Zuletzt musste Bonucci ohne seinen Stamm­partner aus­kommen. Chiel­lini hatte sich im zweiten Grup­pen­spiel gegen die Schweiz eine leichte muskuläre Ver­let­zung zuge­zogen, recht­zeitig zum Duell mit dem Welt­rang­lis­ten­ersten ist er aber wieder fit. Es ist nicht ganz ohne Risiko, einen frisch gene­senen Ver­tei­diger ohne Spiel­rhythmus in einem K.o.-Spiel gegen eine der besten Offen­siven der Welt auf­zu­stellen. Gerade in der Defen­sive setzen die meisten Trainer eher auf Sicher­heit und Kontinuität. Doch dass Roberto Man­cini seinem Kapitän sofort wieder das Ver­trauen schenkt, steht außer Frage. Zumal Chiel­lini derart erfahren ist – und das gilt zu seinem Leid­wesen auch für den Umgang mit muskulären Ver­let­zungen –, dass er nor­ma­ler­weise keine Anlauf­zeit braucht. Mit Bonucci ver­steht er sich ohnehin blind. Leo und ich spielen schon so lange zusammen, dass wir natürlich ein ganz spe­zi­elles Fee­ling haben. Wir müssen uns nicht mal mehr anschauen“, sagte Chiel­lini vor dem Tur­nier in einem Inter­view mit der Uefa.

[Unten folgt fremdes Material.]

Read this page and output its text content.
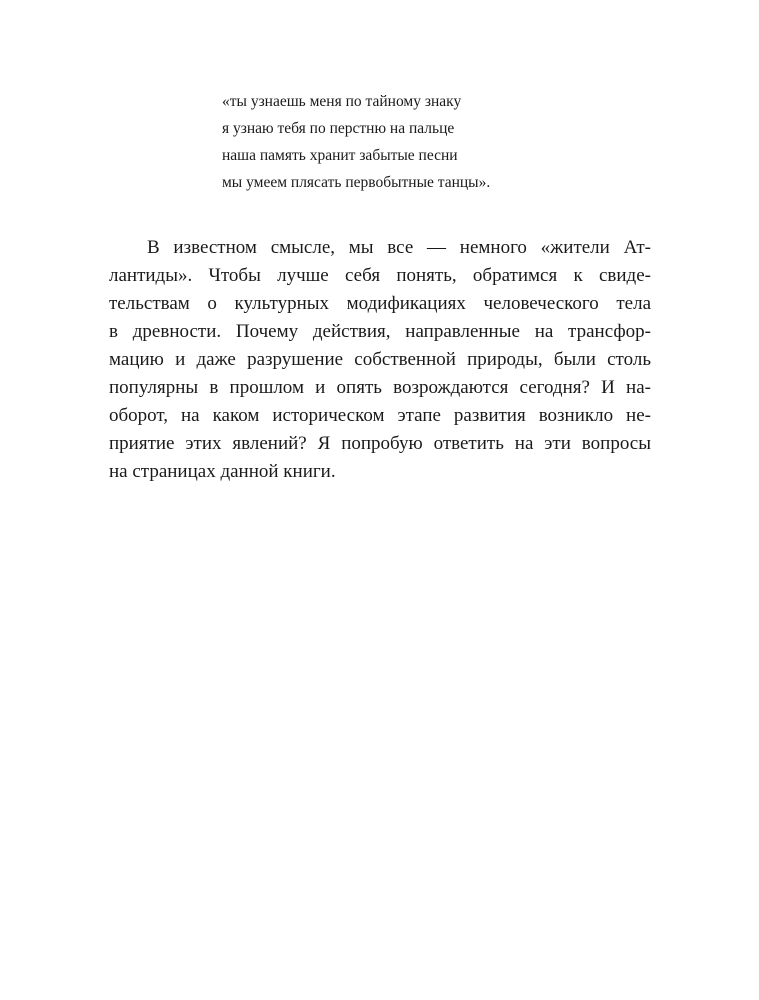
«ты узнаешь меня по тайному знаку
я узнаю тебя по перстню на пальце
наша память хранит забытые песни
мы умеем плясать первобытные танцы».
В известном смысле, мы все — немного «жители Ат-
лантиды». Чтобы лучше себя понять, обратимся к свиде-
тельствам о культурных модификациях человеческого тела
в древности. Почему действия, направленные на трансфор-
мацию и даже разрушение собственной природы, были столь
популярны в прошлом и опять возрождаются сегодня? И на-
оборот, на каком историческом этапе развития возникло не-
приятие этих явлений? Я попробую ответить на эти вопросы
на страницах данной книги.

In der breiten Öffentlichkeit wird das Ver­hin­dern von Toren eher als not­wen­dige, aber wenig sehens­werte Arbeit ange­sehen. In High­light-Videos finden sich Tore, Pässe, Tricks, jedoch kaum gewon­nene Defensivzweikämpfe oder guter Spiel­aufbau. Daher ist es nicht ver­wun­der­lich, dass Chiel­lini und Bonucci in der Fuß­ball­branche deut­lich mehr Wertschätzung genießen als bei den meisten Fans. Mat­thijs De Ligt, in Turin so etwas wie Lehr­ling und poten­zi­eller Nach­folger des Duos, sagte wenige Monate nach seinem Wechsel von Ajax Ams­terdam, Ver­tei­digen sei in Ita­lien eine Kunst­form“ und Chiel­lini ein Meister dieses Fachs. 2018 schwärmte mit José Mour­inho ein Mann von den zwei Ita­lie­nern, der eben­falls ein exzel­lentes Auge für Abwehr­ar­beit hat. Nach einer 0:1- Nie­der­lage mit Man­chester United gegen Juve hielt der Trainer auf der Pres­se­kon­fe­renz unge­fragt eine Lob­rede. Mister Bonucci und Mister Chiel­lini könnten an die Har­vard Uni­ver­sity gehen und dort unter­richten, wie man als Innen­ver­tei­diger spielt. Fan­tas­tisch, absolut fan­tas­tisch!“, sagte Mour­inho.